Am I remembering correctly, or were the first season or two of teams not allowed to even say they were in a race?
I’m wondering if there was another part of the ‘dive into the water’ roadblock that got edited out. Something that was more physically challenging. I noticed the following:
– After diving, the contestants got into boats that were waiting for them. But when they finished, they got out of the water as if they had been swimming.
– Uchenna looked like he got out of the water carrying something like a boogieboard or some kind of floatation device, which he tossed aside when he got out of the water
– Amber complained that she was too tired to run back to the cab. Diving alone, and then wading from the boat to the shore, should not have been that exhausting.
Also, did they all just happen to pack swimsuits? Maybe so, I guess.
They explained it as:
Jump into the water
Swim 90 yards to the buoy to get the clue
Climb into the boat and come to the shore
90 yards on foot is no problem, swimming would be a little tiring.
No, Uchenna and Amber both did the dive in their underwear. Ron went in fully clothed.
Yeah, I wonder if he is reconsidering the wisdom of “boxer briefs” for future reference. Killer butt, though.
Not bad frontage, either, from the glimpse I got just before he went down the ladder…
Just another reason to move him up the list, eh?
I don’t know how Romber managed to miss the point of that “jump off the platform” task, but when I saw Amber with Rob on the grass, it reminded me of the scene in Monty Python and the Holy Grail:
Rob: Where are you going?
Amber: I’m coming with you!
Rob: No no. You stay in the tower, and jump off the platform…
I cried like a little girl at the ending. Unlike last season, the best team won.
That’s not what I said, though. I said, “Uchenna and Joyce ran a flawless race, here at the end where they needed it.” They certainly had problems in the earlier episodes, with navigation specifically. Point is, though, in the earlier episodes, you don’t have to come in first, you just have to not come in last. Only in the final episode do you need to worry about coming in first.
To put it another way, the structure of the race favors those teams that get better over the course of the race by learning and adjusting their strategy.
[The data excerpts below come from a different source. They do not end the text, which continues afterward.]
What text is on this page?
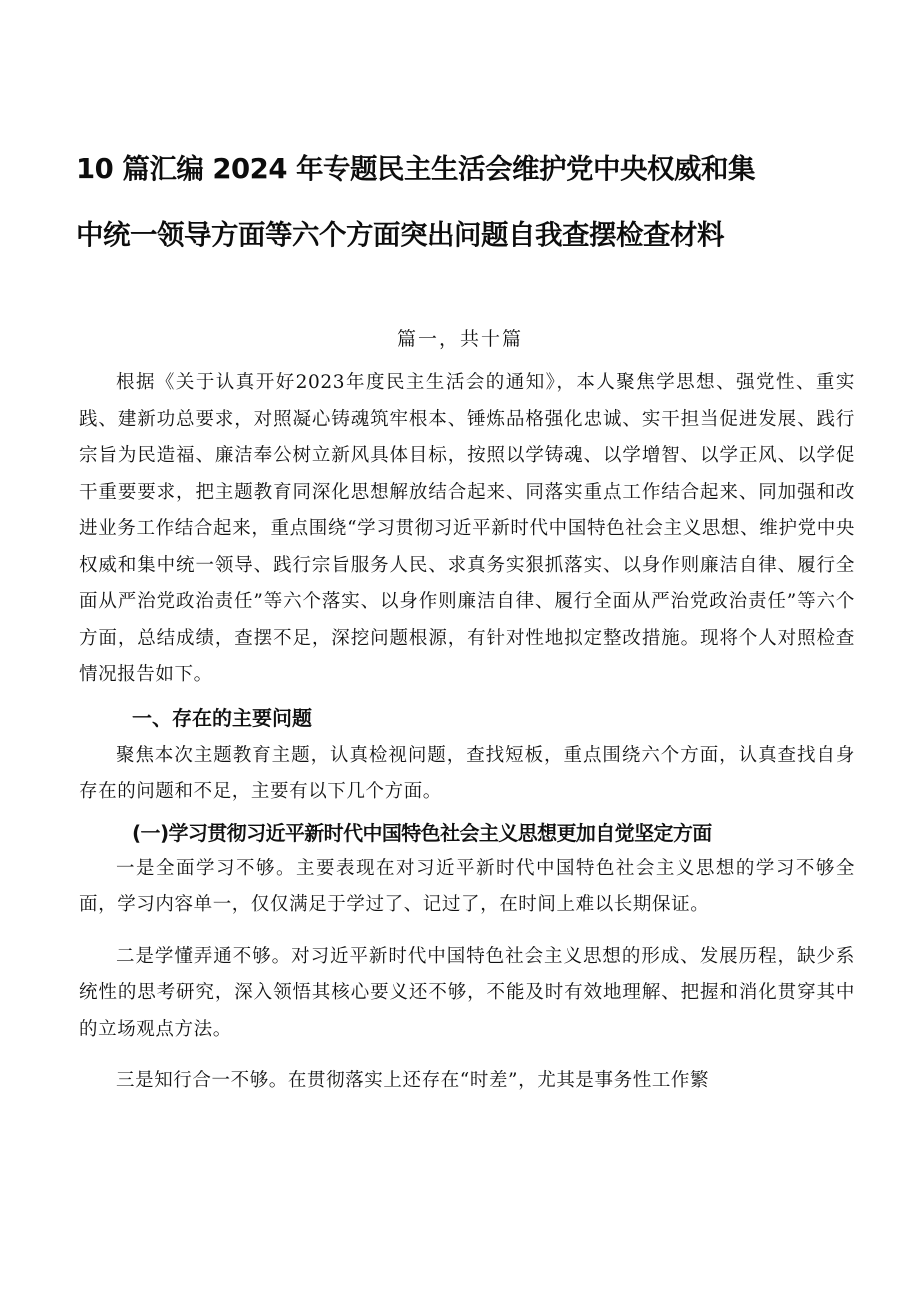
10 篇汇编 2024 年专题民主生活会维护党中央权威和集
中统一领导方面等六个方面突出问题自我查摆检查材料
篇一，共十篇

根据《关于认真开好2023年度民主生活会的通知》，本人聚焦学思想、强党性、重实践、建新功总要求，对照凝心铸魂筑牢根本、锤炼品格强化忠诚、实干担当促进发展、践行宗旨为民造福、廉洁奉公树立新风具体目标，按照以学铸魂、以学增智、以学正风、以学促干重要要求，把主题教育同深化思想解放结合起来、同落实重点工作结合起来、同加强和改进业务工作结合起来，重点围绕“学习贯彻习近平新时代中国特色社会主义思想、维护党中央权威和集中统一领导、践行宗旨服务人民、求真务实狠抓落实、以身作则廉洁自律、履行全面从严治党政治责任”等六个落实、以身作则廉洁自律、履行全面从严治党政治责任”等六个方面，总结成绩，查摆不足，深挖问题根源，有针对性地拟定整改措施。现将个人对照检查情况报告如下。

一、存在的主要问题

聚焦本次主题教育主题，认真检视问题，查找短板，重点围绕六个方面，认真查找自身存在的问题和不足，主要有以下几个方面。

(一)学习贯彻习近平新时代中国特色社会主义思想更加自觉坚定方面

一是全面学习不够。主要表现在对习近平新时代中国特色社会主义思想的学习不够全面，学习内容单一，仅仅满足于学过了、记过了，在时间上难以长期保证。

二是学懂弄通不够。对习近平新时代中国特色社会主义思想的形成、发展历程，缺少系统性的思考研究，深入领悟其核心要义还不够，不能及时有效地理解、把握和消化贯穿其中的立场观点方法。

三是知行合一不够。在贯彻落实上还存在“时差”，尤其是事务性工作繁
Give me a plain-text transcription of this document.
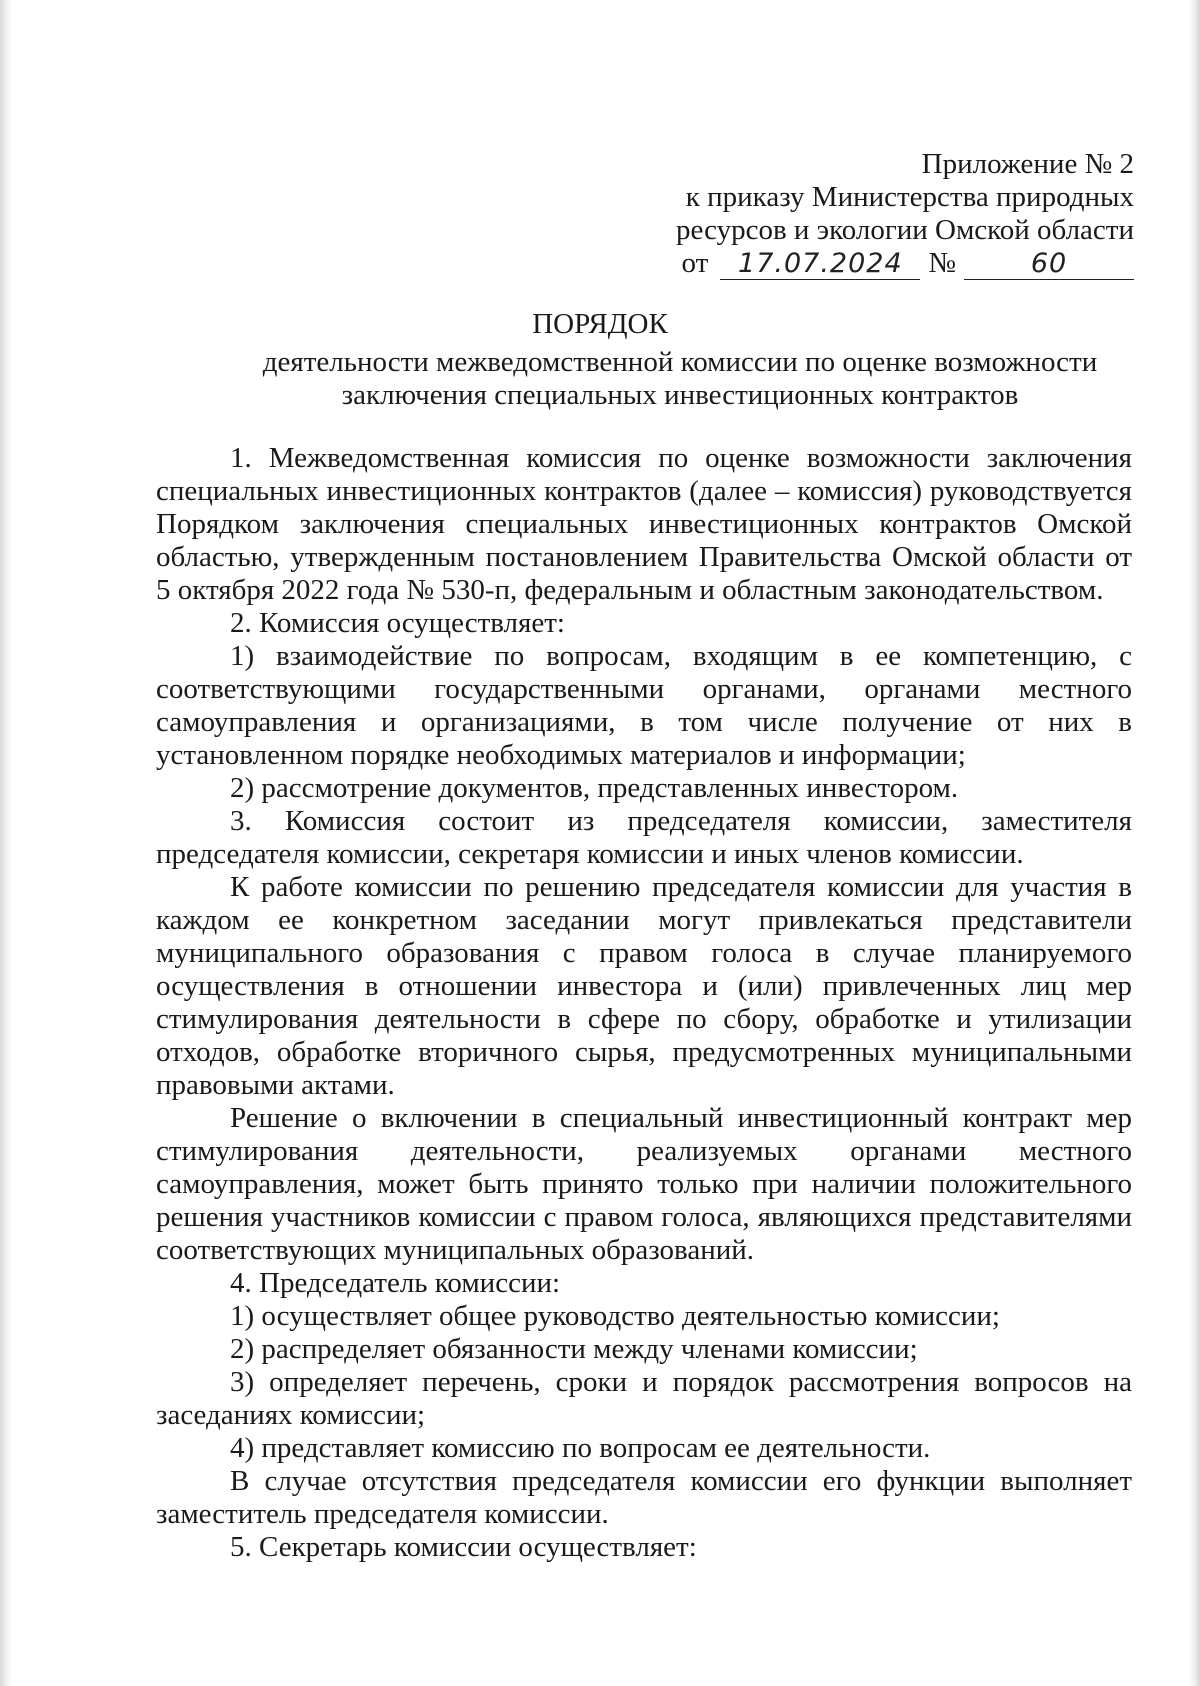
Приложение № 2
к приказу Министерства природных
ресурсов и экологии Омской области
от	17.07.2024 №	60
ПОРЯДОК
деятельности межведомственной комиссии по оценке возможности
заключения специальных инвестиционных контрактов

1. Межведомственная комиссия по оценке возможности заключения специальных инвестиционных контрактов (далее – комиссия) руководствуется Порядком заключения специальных инвестиционных контрактов Омской областью, утвержденным постановлением Правительства Омской области от 5 октября 2022 года № 530-п, федеральным и областным законодательством.

2. Комиссия осуществляет:

1) взаимодействие по вопросам, входящим в ее компетенцию, с соответствующими государственными органами, органами местного самоуправления и организациями, в том числе получение от них в установленном порядке необходимых материалов и информации;

2) рассмотрение документов, представленных инвестором.

3. Комиссия состоит из председателя комиссии, заместителя председателя комиссии, секретаря комиссии и иных членов комиссии.

К работе комиссии по решению председателя комиссии для участия в каждом ее конкретном заседании могут привлекаться представители муниципального образования с правом голоса в случае планируемого осуществления в отношении инвестора и (или) привлеченных лиц мер стимулирования деятельности в сфере по сбору, обработке и утилизации отходов, обработке вторичного сырья, предусмотренных муниципальными правовыми актами.

Решение о включении в специальный инвестиционный контракт мер стимулирования деятельности, реализуемых органами местного самоуправления, может быть принято только при наличии положительного решения участников комиссии с правом голоса, являющихся представителями соответствующих муниципальных образований.

4. Председатель комиссии:

1) осуществляет общее руководство деятельностью комиссии;

2) распределяет обязанности между членами комиссии;

3) определяет перечень, сроки и порядок рассмотрения вопросов на заседаниях комиссии;

4) представляет комиссию по вопросам ее деятельности.

В случае отсутствия председателя комиссии его функции выполняет заместитель председателя комиссии.

5. Секретарь комиссии осуществляет:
So, over the course of the entire race, from starting line to finish line, it was pretty clear that Rob and Amber were the superior racers. But that doesn’t matter – the baseball team with the best season doesn’t necessarily win the World Series, and the couple with the best overall performance doesn’t always win TAR. But the couple with the best performance at the end often does. And last night, Uchenna and Joyce ran pretty darn well – better than Rob and Amber, in fact – and deserved the win.
Also probably because he knew they were at the only entrance to the park, and that they had a headstart on anyone else who showed up in a taxi.
To be fair, Colin, among others, was pretty good at working the airport. I think a lot of other teams do, too, you just don’t see much of it on camera. Hours of standing in line and receiving “no” for an answer makes for boring television.
[quote=Jaade’Lastly, that yield blocking Ron and Kelly instead of U & J really looms now doesn’t it? If they’d kicked off U & J that week instead of M & G I bet the outcome would have been far different. I think that Rob just considered Ron and Kelly to be more of a threat than any other team and that’s why he yielded them.[/quote]
For sure. Apparently, though (I haven’t seen it) one of last week’s insider videos gives more details. Rob and Amber had the impression, somehow, that Ron and Kelly were actually in last place, behind the other two teams. Obviously an incorrect impression, but had that actually been the case their Yield would have been exactly the right move.